Слишком яркий румянец... лихорадка? В таких условиях – не удивительно. Куда только смотрит Альдо!? Неужели он мог допустить такое... издевательство над пленником?..

- О чем задумались, Эпинэ? О белоштанном юноше?

- С чего Вы это взяли, герцог?

С угла губ стекает капля воды, и Робер, не думая, что делает, стирает ее кончиками пальцев. Глаза у Алвы не равнодушные, в них горит насмешка. Ворон смеется над Иноходцем, едва держащим самоконтроль в узде.

- У Вас кровь.

- Левий так старался меня освободить, но у него ничего не получилось. Чего и следовало ожидать.

- Рану стоит промыть.

- Там той раны... Хотя – извольте.

Закатать рукав на похудевшей руке, выше оков тянется неглубокий порез. Вымоченной в принесенной воде тряпицей, что прежде закрывала корзину, Робер вытер выступившую кровь. Другим краем он прикоснулся ко второй руке, обтирая разгоряченную кожу.

- Здесь нет ран, - заметил Алва, наблюдая за манипуляциями гостя, но Робер только нахмурился, отводя взгляд.

Кисти, тонкие пальцы, шея в расстегнутом вороте рубашки. Алва резко выдохнул.

- Что Вы творите, Эпинэ? Вам не жалко воды?

- Нет. Вам принесут еще.

Почему такой хриплый голос, словно это ты неделю сидишь в этом каменном мешке без окон, медленно тая в удушающей жаре?

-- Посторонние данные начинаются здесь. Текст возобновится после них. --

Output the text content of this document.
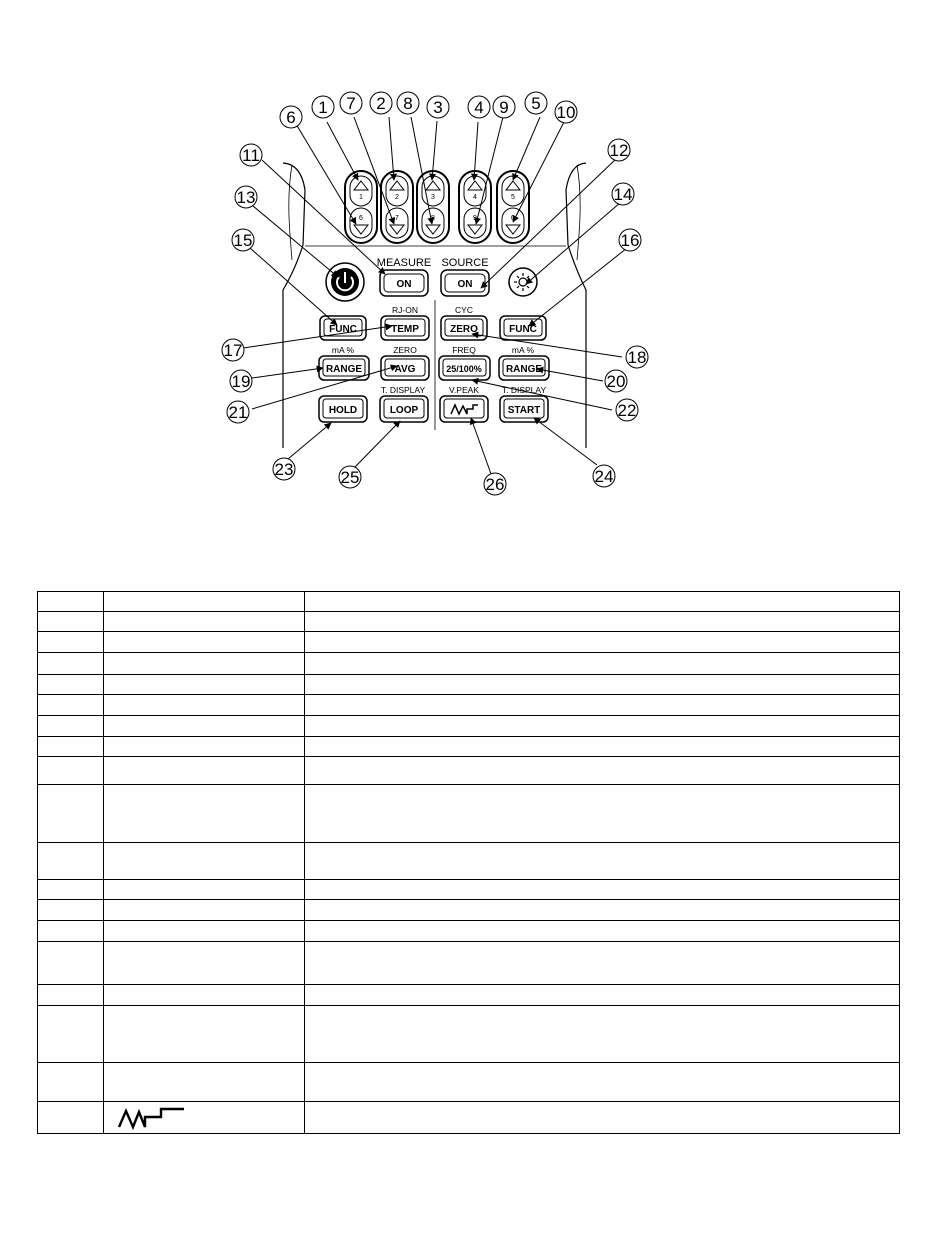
1
6
2
7
3
8
4
9
5
0
MEASURE SOURCE
RJ-ON	CYC
mA %	ZERO	FREQ	mA %
T. DISPLAY	V.PEAK	T. DISPLAY
ON	ON
FUNC	TEMP	ZERO	FUNC
RANGE	AVG	25/100% RANGE
HOLD	LOOP	START
1	2	3 4	5
6
7	8	9	10
11	12
13	14
15	16
17	18
19	20
21	22
23	24
25	26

Эпинэ прикоснулся влажной тканью к пылающим впавшим щекам Ворона, к прикрытым векам. Свободной рукой отвел с лица пряди черных волос и приложил ткань ко лбу.

- Ну, что же Вы остановились, Эпинэ? Такое многообещающее начало, - хрипло проговорил Алва, не открывая глаз.

- Сейчас... – Иноходец откашлялся и начал заново. – Сейчас придет кузнец, чтобы расковать Вас, герцог.

- Кузнец... Что ж, Вы правы, со свободными руками как-то легче жить, не правда ли?

Сквозь шум крови в ушах Робер едва услышал, как открылась дверь, и отдернул руку с мокрой тряпкой. Вошел кузнец с зубилом и через некоторое время, наполненное скрежетом металла, вновь оставил герцогов одних.

- Итак, Эпинэ, - Алва не спешил подниматься, наоборот, он откинулся на скудное покрывало, с явным наслаждением потирая руки. – Левий вернется не меньше чем через полчаса. Вы продолжите или так и будете стоять столбом посреди камеры? Где там Ваша вода?

Эпинэ хотел напомнить, что в соседней комнате четверо стражников, что дверь не закрыта, что войти может кто угодно... но тут Алва потянул вверх рубашку, снимая ее с иссушенного жарой тела. Обтереть торс, перевитые мускулами руки, следы от кандалов – коснуться слишком светлой кожи, собирая капли.

У Алвы ресницы слиплись от пота и воды. Глаз он не открывает, а значит – можно. Можно прикоснуться к такой же горячей, как своя, коже, пальцами, ладонями, губами, собрать остатки уже почти высохшей воды, впиться в подставленные губы, ломая хрупкую потрескавшуюся кожу.

Как же жарко... Тело плавится под руками, под торопливыми движениями. Поцелуи – чтобы выпить этот жар, успокоить растревоженную душу и сжечь ее в пепел. Чтобы никогда не сомневаться больше, никогда не чувствовать этой тоски, разъедающей, серой, чтобы на смену ей – жар. Алый, словно герб Эпинэ, словно кровь на рукаве рубашки, кровь в углах губ, приоткрытых, судорожно ловящих воздух...

"Дурачок-чок-чок, съест тебя большой сверчок! Папаааа, я вот его хочу! Забери его для меня!"

Кто говорил, что под пекарней стоит непрекращающаяся жара? Нет, здесь холодно, очень-очень холодно, единственное – можно согреться о черноволосого кэнналийца, вон как глазами сверкает, оглядывая свои небольшие тюремные покои, пытаясь понять, что заставило Эпинэ остановиться.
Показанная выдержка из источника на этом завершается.